David Basinger, 71

Man of many hats enters his 40th year of teaching at Roberts Wesleyan College — has taught more than 10,000 students

By Ernst Lamothe Jr.

Q.: What do you enjoy about teaching?

A.: Over the years, I just love talking to people about their beliefs and making a difference in people’s lives. Every year, you have a new group of people who come in with certain beliefs based on their culture, their family and their upbringing. It is a wonderful experience to see them expand their minds and be part of robust conversations that can transform the way they think about things. Your life can be changed just by having conversations with people who are from different backgrounds or just have different perspectives.

Q.: Why is it important to have these interactions?

A.: We have this belief at Roberts that our job is to help students connect their head to their heart and engage their hands. We want them to make a tangible difference with the knowledge they learn and that is essential today. People are always looking for meaning and purpose as they attempt to achieve their goals. We need to develop a society who actively engages in helping others and not just thinking about helping themselves.

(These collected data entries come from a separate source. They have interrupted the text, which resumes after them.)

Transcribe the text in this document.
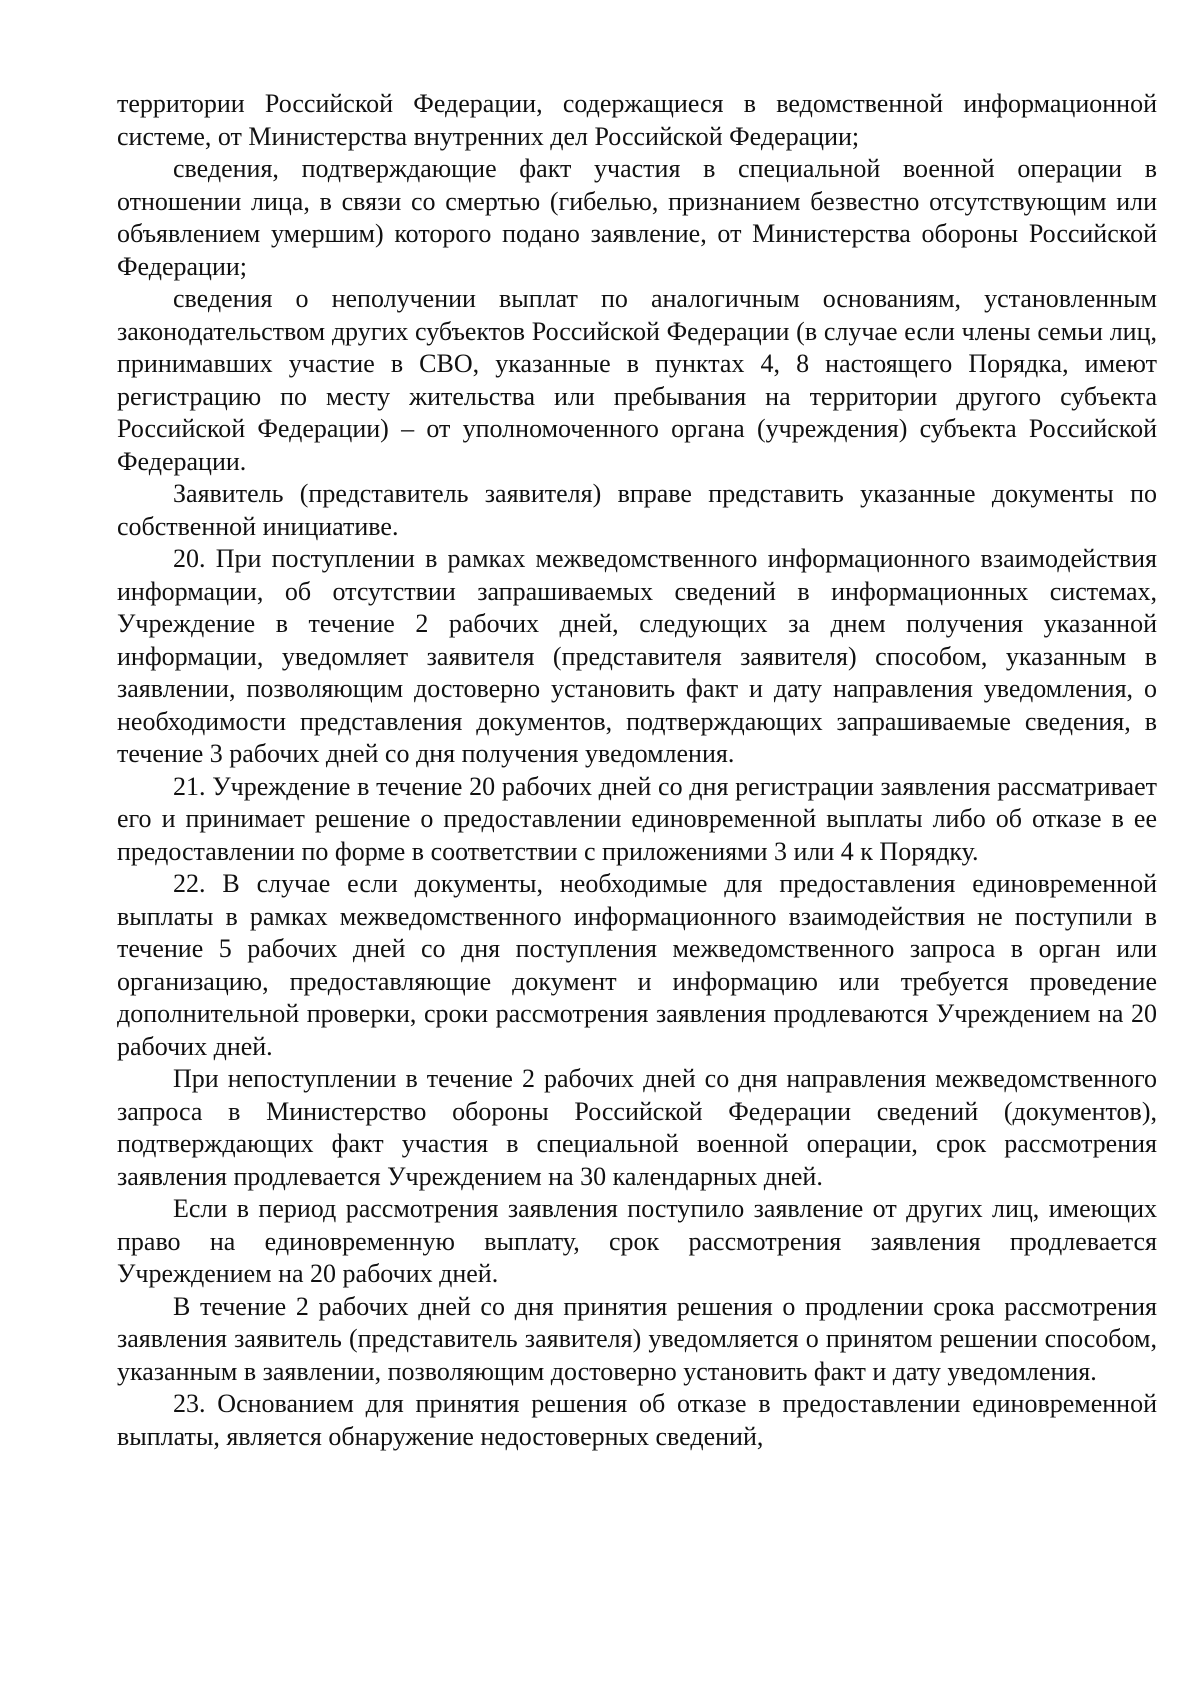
территории Российской Федерации, содержащиеся в ведомственной информационной системе, от Министерства внутренних дел Российской Федерации;

сведения, подтверждающие факт участия в специальной военной операции в отношении лица, в связи со смертью (гибелью, признанием безвестно отсутствующим или объявлением умершим) которого подано заявление, от Министерства обороны Российской Федерации;

сведения о неполучении выплат по аналогичным основаниям, установленным законодательством других субъектов Российской Федерации (в случае если члены семьи лиц, принимавших участие в СВО, указанные в пунктах 4, 8 настоящего Порядка, имеют регистрацию по месту жительства или пребывания на территории другого субъекта Российской Федерации) – от уполномоченного органа (учреждения) субъекта Российской Федерации.

Заявитель (представитель заявителя) вправе представить указанные документы по собственной инициативе.

20. При поступлении в рамках межведомственного информационного взаимодействия информации, об отсутствии запрашиваемых сведений в информационных системах, Учреждение в течение 2 рабочих дней, следующих за днем получения указанной информации, уведомляет заявителя (представителя заявителя) способом, указанным в заявлении, позволяющим достоверно установить факт и дату направления уведомления, о необходимости представления документов, подтверждающих запрашиваемые сведения, в течение 3 рабочих дней со дня получения уведомления.

21. Учреждение в течение 20 рабочих дней со дня регистрации заявления рассматривает его и принимает решение о предоставлении единовременной выплаты либо об отказе в ее предоставлении по форме в соответствии с приложениями 3 или 4 к Порядку.

22. В случае если документы, необходимые для предоставления единовременной выплаты в рамках межведомственного информационного взаимодействия не поступили в течение 5 рабочих дней со дня поступления межведомственного запроса в орган или организацию, предоставляющие документ и информацию или требуется проведение дополнительной проверки, сроки рассмотрения заявления продлеваются Учреждением на 20 рабочих дней.

При непоступлении в течение 2 рабочих дней со дня направления межведомственного запроса в Министерство обороны Российской Федерации сведений (документов), подтверждающих факт участия в специальной военной операции, срок рассмотрения заявления продлевается Учреждением на 30 календарных дней.

Если в период рассмотрения заявления поступило заявление от других лиц, имеющих право на единовременную выплату, срок рассмотрения заявления продлевается Учреждением на 20 рабочих дней.

В течение 2 рабочих дней со дня принятия решения о продлении срока рассмотрения заявления заявитель (представитель заявителя) уведомляется о принятом решении способом, указанным в заявлении, позволяющим достоверно установить факт и дату уведомления.

23. Основанием для принятия решения об отказе в предоставлении единовременной выплаты, является обнаружение недостоверных сведений,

Q.: What are some of your core beliefs?

A.: I really do believe that people who want to be healthy and productive mentally must have a purpose. I tell my students that being around people who are diverse helps you see the world better. Everyone comes into the world with different lenses. However, the more lenses we have, the better we are able to address and discuss important points of views. You have to get away from the thought that your own ideas are the only ones that matter. There is so much value in hearing various sides. There is a lot more nuisance in the world and answers aren’t just simple.

Q.: What have you liked about your time teaching?

A.: We have a philosophy that believes in the willingness to work together. It is an atmosphere that is conducive to learning, openness and overall camaraderie. We seem to have lost the ability to have civil conversations and discourse. Diversity is important not just for diversity sake. It makes you grow as a person. It guides you intellectually and brings a certain cultural humanity into everything you do. I know it is cliched, but it is true the saying if you love what you do then you never have to work a day in your life.

Q.: How has education changed over the last four decades?

A.: The funny part is one of the biggest shifts continues to be how students act and technology. Before you walked into the classroom and you had students talking to each other and you would have to quiet them down before classes starts. Now, you have students come into class and they are all checking their phones up until class starts and you have to get their attention to silence those phones as class begins. I think interpersonal skills are something that students need to make sure they are developing.

Q.: What do you like to do in your spare time?

A.: I enjoy reading murder mysteries and traveling with my wife, Linda. We have gone to Greece and Italy and next want to explore the Scandinavian region. We like to immerse ourselves wherever we go so we don’t often go on tours when we travel. We just like to be embedded as part of the culture.

Q.: What advice would you give to people that you have learned as you have gotten older?

A.: I think it is important to identify a purpose to your life. Make sure you spend time enjoying the world and being around great people. I tell people you can have all the high-paying jobs in life but if you don’t find something to get involved in that truly brings you joy then you are not living a worthwhile life. I find my meaning in helping people. That is why I am still here and not thinking about retirement.